In the three minutes before the half in rows and columns, adjusting the table or folding our hands, looking up at the adults turning to the clock sometimes dozing at the half and it flying past, sitting we wait. Only our shoulders and heads are above the lake of time flowing past, looking down we see ourselves sitting submerged, the silver lake moving past, aging them all alike there in that room in three minutes like never before or again.

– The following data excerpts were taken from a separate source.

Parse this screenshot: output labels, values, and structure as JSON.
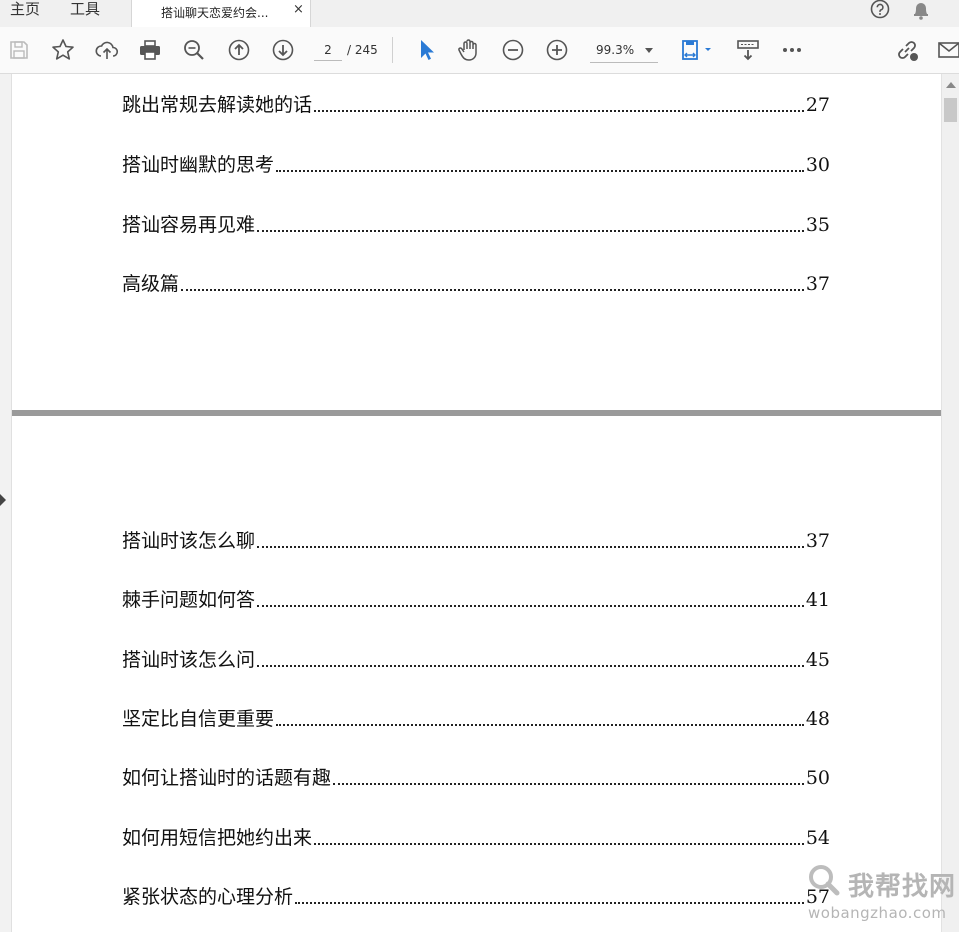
{
  "tabs": {
    "home_label": "主页",
    "tools_label": "工具",
    "document_title": "搭讪聊天恋爱约会...",
    "close_glyph": "×"
  },
  "toolbar": {
    "current_page": "2",
    "page_total": "/ 245",
    "zoom": "99.3%",
    "accent_color": "#2a7ad5",
    "icons": [
      "save-icon",
      "bookmark-star-icon",
      "upload-cloud-icon",
      "print-icon",
      "zoom-search-icon",
      "page-up-icon",
      "page-down-icon",
      "select-cursor-icon",
      "hand-tool-icon",
      "zoom-out-icon",
      "zoom-in-icon",
      "fit-page-icon",
      "scroll-mode-icon",
      "more-icon",
      "share-link-icon",
      "mail-icon",
      "help-icon",
      "notification-bell-icon"
    ]
  },
  "document": {
    "page1_entries": [
      {
        "title": "跳出常规去解读她的话",
        "page": "27"
      },
      {
        "title": "搭讪时幽默的思考",
        "page": "30"
      },
      {
        "title": "搭讪容易再见难",
        "page": "35"
      },
      {
        "title": "高级篇",
        "page": "37"
      }
    ],
    "page2_entries": [
      {
        "title": "搭讪时该怎么聊",
        "page": "37"
      },
      {
        "title": "棘手问题如何答",
        "page": "41"
      },
      {
        "title": "搭讪时该怎么问",
        "page": "45"
      },
      {
        "title": "坚定比自信更重要",
        "page": "48"
      },
      {
        "title": "如何让搭讪时的话题有趣",
        "page": "50"
      },
      {
        "title": "如何用短信把她约出来",
        "page": "54"
      },
      {
        "title": "紧张状态的心理分析",
        "page": "57"
      }
    ]
  },
  "watermark": {
    "name": "我帮找网",
    "url": "wobangzhao.com"
  }
}
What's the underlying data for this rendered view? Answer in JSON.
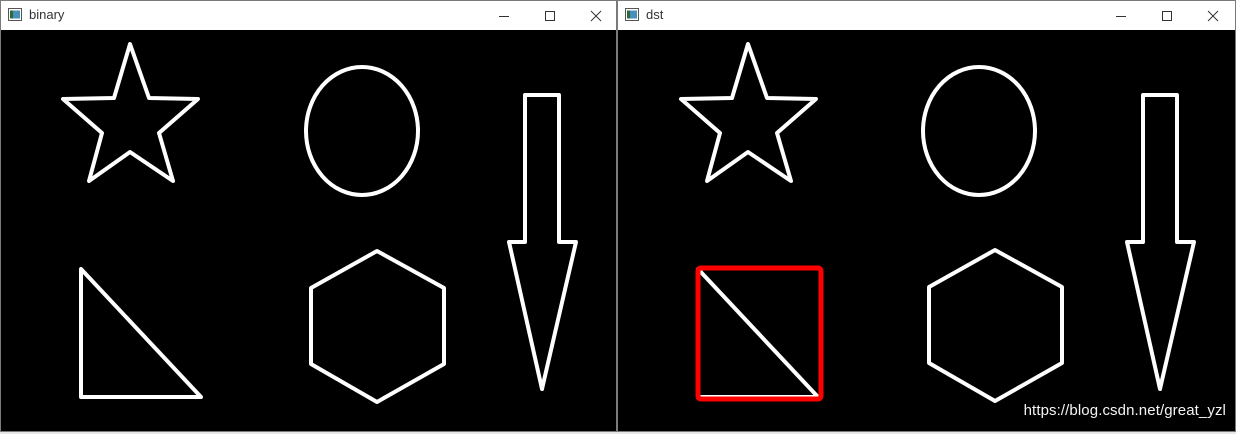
{
  "windows": {
    "left": {
      "title": "binary",
      "buttons": {
        "minimize": "minimize-icon",
        "maximize": "maximize-icon",
        "close": "close-icon"
      }
    },
    "right": {
      "title": "dst",
      "buttons": {
        "minimize": "minimize-icon",
        "maximize": "maximize-icon",
        "close": "close-icon"
      }
    }
  },
  "colors": {
    "shape_stroke": "#ffffff",
    "highlight_box": "#ff0000",
    "canvas_background": "#000000",
    "titlebar": "#ffffff"
  },
  "shapes": [
    "star",
    "ellipse",
    "down-arrow",
    "right-triangle",
    "hexagon"
  ],
  "highlighted_shape": "right-triangle",
  "watermark": "https://blog.csdn.net/great_yzl"
}
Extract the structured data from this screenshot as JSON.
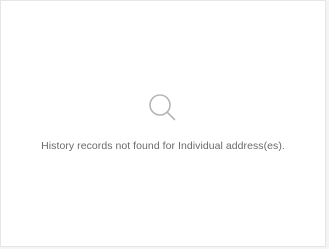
{
  "empty_state": {
    "icon": "search-icon",
    "message": "History records not found for Individual address(es).",
    "icon_color": "#b5b5b5",
    "text_color": "#6b6b6b"
  }
}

And imagining to see them all rowed there in those minutes, in all the rooms to the left and the right in Elvet Riverside; in Earth Sciences the same time streaming through the windows with the streaming sunlight, lighting their still backs and on another day the fall of the rain over Maiden Castle accompanying the time before half past nine, and waltzing over the underflowing river to those growing old in Caedmon Hall and all those on Claypath walking and lifting and turning in the morning without exams and not stressed for one week but for most of the weeks of the year and those dying at 9.28 in the morning on a sunny day and in the rain on a prawn boat off Thailand at 15.29 and on this long day 6th of June seventy years ago on the strand of France at 6.30 in the morning when they were washed ashore at twenty, and their friends flying back seventy years later at ninety to cry, and at 2.30 in the middle of the night on Easter Island the stone faces look out to the sea as it withdraws and returns, and with a last ironic baleful look at the invigilators looking sternly back, we may begin.

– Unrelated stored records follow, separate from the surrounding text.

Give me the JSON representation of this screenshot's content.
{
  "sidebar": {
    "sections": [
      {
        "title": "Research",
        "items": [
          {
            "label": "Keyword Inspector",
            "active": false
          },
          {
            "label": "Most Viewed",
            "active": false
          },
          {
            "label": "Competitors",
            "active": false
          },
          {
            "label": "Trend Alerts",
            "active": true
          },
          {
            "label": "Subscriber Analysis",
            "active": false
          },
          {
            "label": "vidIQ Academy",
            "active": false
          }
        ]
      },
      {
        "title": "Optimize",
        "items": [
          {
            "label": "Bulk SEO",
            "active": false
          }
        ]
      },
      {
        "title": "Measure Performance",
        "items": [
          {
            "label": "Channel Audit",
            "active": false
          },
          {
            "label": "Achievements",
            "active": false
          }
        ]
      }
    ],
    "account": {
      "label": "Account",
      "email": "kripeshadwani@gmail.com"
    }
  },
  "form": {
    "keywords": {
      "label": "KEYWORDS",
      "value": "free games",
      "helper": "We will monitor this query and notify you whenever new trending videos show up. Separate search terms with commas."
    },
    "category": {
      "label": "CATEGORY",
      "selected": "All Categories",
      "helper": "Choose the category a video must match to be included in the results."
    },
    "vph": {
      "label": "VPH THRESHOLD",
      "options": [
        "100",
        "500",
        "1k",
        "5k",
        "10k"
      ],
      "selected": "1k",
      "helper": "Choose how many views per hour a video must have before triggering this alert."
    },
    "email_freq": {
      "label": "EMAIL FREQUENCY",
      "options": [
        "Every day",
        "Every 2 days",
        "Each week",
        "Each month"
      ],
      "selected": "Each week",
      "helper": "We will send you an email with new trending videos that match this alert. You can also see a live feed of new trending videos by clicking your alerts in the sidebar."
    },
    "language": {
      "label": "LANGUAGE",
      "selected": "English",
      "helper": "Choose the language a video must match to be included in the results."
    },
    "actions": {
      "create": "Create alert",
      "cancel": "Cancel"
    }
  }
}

After exactly an hour and a half, I hear many pages turn behind me, as if they had all come together to make me nervous at 11 in the morning by finishing their first essay timed to the minute and me only halfway through and changing my course right in the middle of it.

And the girl that sat in front of me the last time we were in this room and looked at me in distaste when she found me here still has taken off her jumper and her top is cut sharply especially at the back so I have a purple bra clasp in front of my nose now and her white top constantly rippling is making it difficult to concentrate and then I stay for a few seconds now almost a minute in the middle of my purple patch should I write that joke about sex I ask, do I need to draw added attention to the words ‘they never truly come together’ in this essay about sexual mismatching, do they really want that, well it depends who’s reading it but on balance I mean really they probably don’t.

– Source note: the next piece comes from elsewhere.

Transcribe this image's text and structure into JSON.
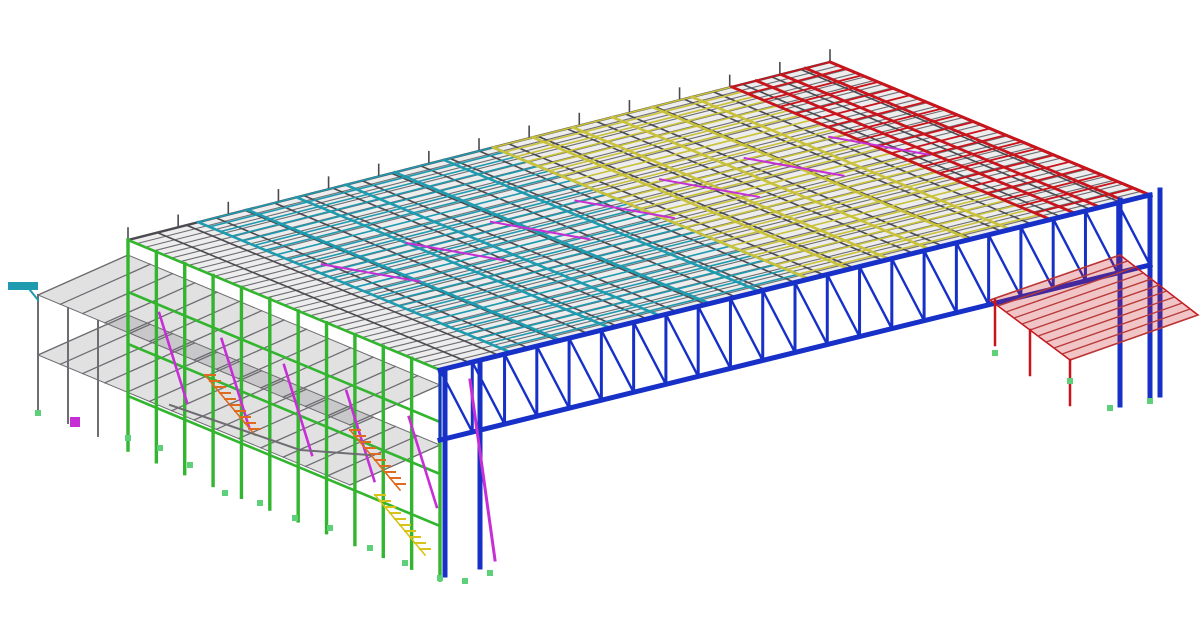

With fifteen minutes remaining, as the man says the words, the ink stops flowing from my fountain pen and I calmly take up the spare cartridge, put it down calmly to unscrew the nib of the pen, but my fingers too wet with sweat to get a proper grip on the surface panicking now ripping the old cartridge out and the new one not fitting crushing it in, ink all over my hands which I like because it looks like I’ve been busy creating today but the cartridge not fitting and no ink flowing anywhere at all and now the nib being bent in my pain in my hand from the nib, wet with ink and sweat, throwing the red fountain pen aside, picking up my emergency bic, which is much thicker and my letters now overflowing the line boundaries grossly for a few minutes before the half is tolled.